Unraveling the genetics of fibromyalgia sheds new light on its causes

We are beginning to unravel the genetics of fibromyalgia, a poorly understood condition that causes chronic pain throughout the body. The results of two studies — with millions of participants between them — support the idea that instability in the central nervous system is a key factor in fibromyalgia. However, previous research suggests alternative mechanisms, such as autoimmunity, are involved, and indicate the multifaceted complexity of the condition.

Fibromyalgia is thought to affect 2 to 3 percent of people. The reasons for this are unclear, which makes it difficult to treat, but a leading idea is that people with fibromyalgia develop changes in the way their central nervous system processes pain messages, possibly due to infection or changes in the gut microbiome.

To understand the role of genetics, two sets of researchers have conducted genome-wide association studies to identify genetic variants that are more common in people with fibromyalgia. Both studies focused on single-lineage variations in the genome, rather than large-scale deletions, which can have a more dramatic effect.

In the first study, led by Michael Weinberg at Mount Sinai Hospital in Toronto, Canada, several countries, including the United States, the United Kingdom, and Finland, came together. The team collected a total of 54,629 people with fibromyalgia, most of whom were of European ancestry, and 2,509,126 people without the condition. From this, the researchers identified 26 variants in the genome associated with increased risk of fibromyalgia.

A second study was led by Joel Gelernter at the Yale School of Medicine, which used datasets from the US and UK. In total, Gelrenter and his colleagues looked at 85,139 people with fibromyalgia and 1,642,433 people without, who had a mix of European, Latin American and African origins. They found 10 variants associated with fibromyalgia in the European ancestry group, one in the African ancestry group and 12 that were cross-ancestry.

Weinberg and Gelrunter declined to be interviewed because their studies have not yet been peer-reviewed.

“In terms of sample size, both studies are really great,” says Cindy Boer at the Erasmus Medical Center in Rotterdam, the Netherlands.

In the study by Weinberg and his team, the strongest association was with a variant in a gene called Huntingtonwhich can cause the neurodegenerative condition Huntington’s disease. However, this condition is caused by frequent genetic mutations within it Huntingtonleading to the production of a defective protein. In contrast, the variant associated with fibromyalgia is a single letter change in a different part of the gene.

But that doesn’t mean the mutation alone causes fibromyalgia, Boyer says. “It needs to be linked to other risk factors or other genetics.” She says there are probably thousands of species at work, as well as external influences, such as exposure to air pollution. Larger studies would be needed to identify all these variations.

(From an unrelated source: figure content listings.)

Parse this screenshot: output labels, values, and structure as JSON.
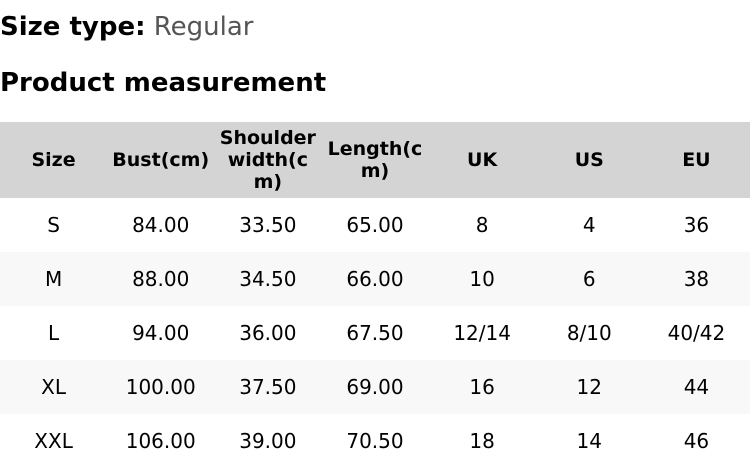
{
  "size_type": {
    "label": "Size type:",
    "value": "Regular"
  },
  "title": "Product measurement",
  "table": {
    "headers": [
      "Size",
      "Bust(cm)",
      "Shoulder width(cm)",
      "Length(cm)",
      "UK",
      "US",
      "EU"
    ],
    "rows": [
      [
        "S",
        "84.00",
        "33.50",
        "65.00",
        "8",
        "4",
        "36"
      ],
      [
        "M",
        "88.00",
        "34.50",
        "66.00",
        "10",
        "6",
        "38"
      ],
      [
        "L",
        "94.00",
        "36.00",
        "67.50",
        "12/14",
        "8/10",
        "40/42"
      ],
      [
        "XL",
        "100.00",
        "37.50",
        "69.00",
        "16",
        "12",
        "44"
      ],
      [
        "XXL",
        "106.00",
        "39.00",
        "70.50",
        "18",
        "14",
        "46"
      ]
    ]
  }
}
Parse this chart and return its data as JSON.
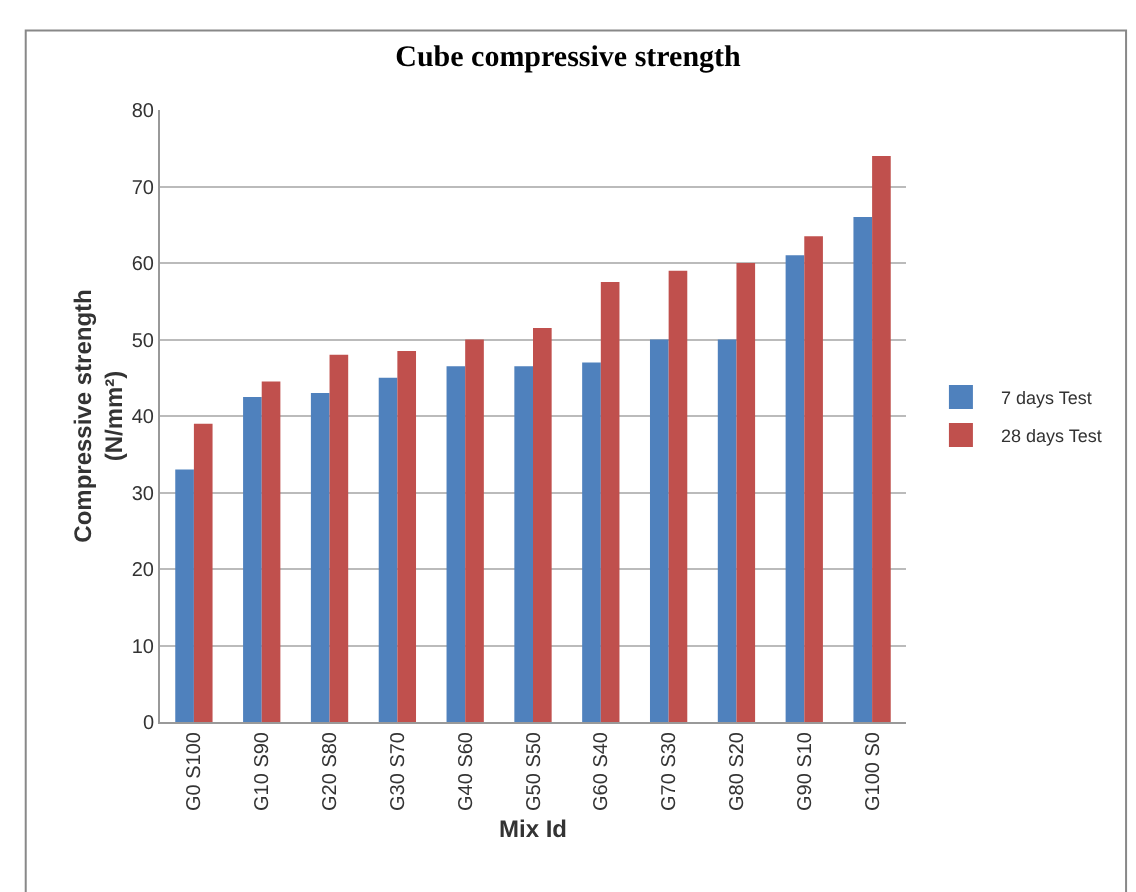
{
  "chart_data": {
    "type": "bar",
    "title": "Cube compressive strength",
    "xlabel": "Mix Id",
    "ylabel": "Compressive strength\n(N/mm²)",
    "categories": [
      "G0 S100",
      "G10 S90",
      "G20 S80",
      "G30 S70",
      "G40 S60",
      "G50 S50",
      "G60 S40",
      "G70 S30",
      "G80 S20",
      "G90 S10",
      "G100 S0"
    ],
    "series": [
      {
        "name": "7 days Test",
        "color": "#4f81bd",
        "values": [
          33,
          42.5,
          43,
          45,
          46.5,
          46.5,
          47,
          50,
          50,
          61,
          66
        ]
      },
      {
        "name": "28 days Test",
        "color": "#c0504d",
        "values": [
          39,
          44.5,
          48,
          48.5,
          50,
          51.5,
          57.5,
          59,
          60,
          63.5,
          74
        ]
      }
    ],
    "ylim": [
      0,
      80
    ],
    "yticks": [
      0,
      10,
      20,
      30,
      40,
      50,
      60,
      70,
      80
    ],
    "grid": "y",
    "legend": "right"
  }
}
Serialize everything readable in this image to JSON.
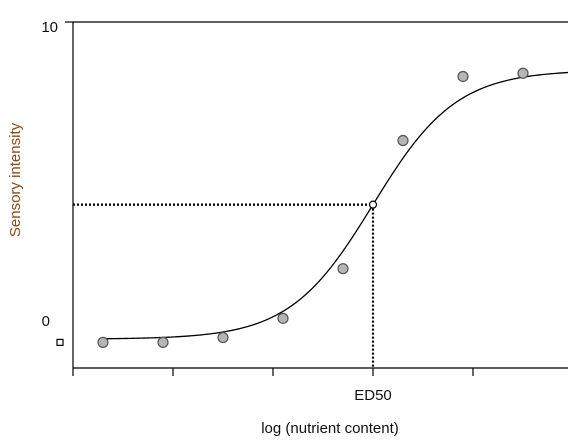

Despite these shortcomings, the variants in Weinberg and his team’s study were in genes that have roles in neurons, suggesting that many of the key mechanisms of fibromyalgia are found in the brain. Similarly, the study by Gelrunter and his team identified variants that have previously been linked to pain and brain-related issues, such as post-traumatic stress disorder and depression.

The findings reinforce a current hypothesis about fibromyalgia: “something is going on in the brain tissue,” says Boyer. Follow-up work on the underlying variants may identify key cell types, brain regions and biochemical pathways, which may ultimately be targeted for treatment. That’s probably years away, Boyer cautioned—unless it’s known that a known mechanism, targeted by existing drugs, is involved. Current interventions focus on exercise, talk therapy, and antidepressants with mixed success.

However, mechanisms outside of genetics may also be at work. David Anderson and his team at King’s College London have previously found evidence that fibromyalgia is an autoimmune condition. In 2021, they showed that when antibodies from people with fibromyalgia were injected into mice, they produced painful hypersensitivity and muscle weakness. In September of this year, researchers showed that such mice have abnormal responses to sensations, with nerves that normally respond to light touch beginning to respond to cold. This mirrors how people with fibromyalgia often feel pain in response to stimuli that other people don’t find painful, such as slightly cold temperatures.

“I am very confident in the results from my work on fibromyalgia, and believe that our published work will mark the inflection point when the field shifted its focus from the central nervous system to the autonomic bodies. [that target the body’s own tissues] and peripheral neuronal [neurons that lie outside of the brain and spinal cord] mechanism,” says Anderson.

But Boyer stressed that the latest studies don’t invalidate that. The researchers set a high bar for statistical significance, so while we can be confident about the variants they identify, and the physical mechanisms involved, they will miss many more. Also, the study by Jellerinter and his team identified some variants that are associated with autonomic responses.

Studies like these are “first steps,” Boyer says, but they open up the possibility of understanding the roots of fibromyalgia. “What are the routes?” she asks. “And is there anything we can target?”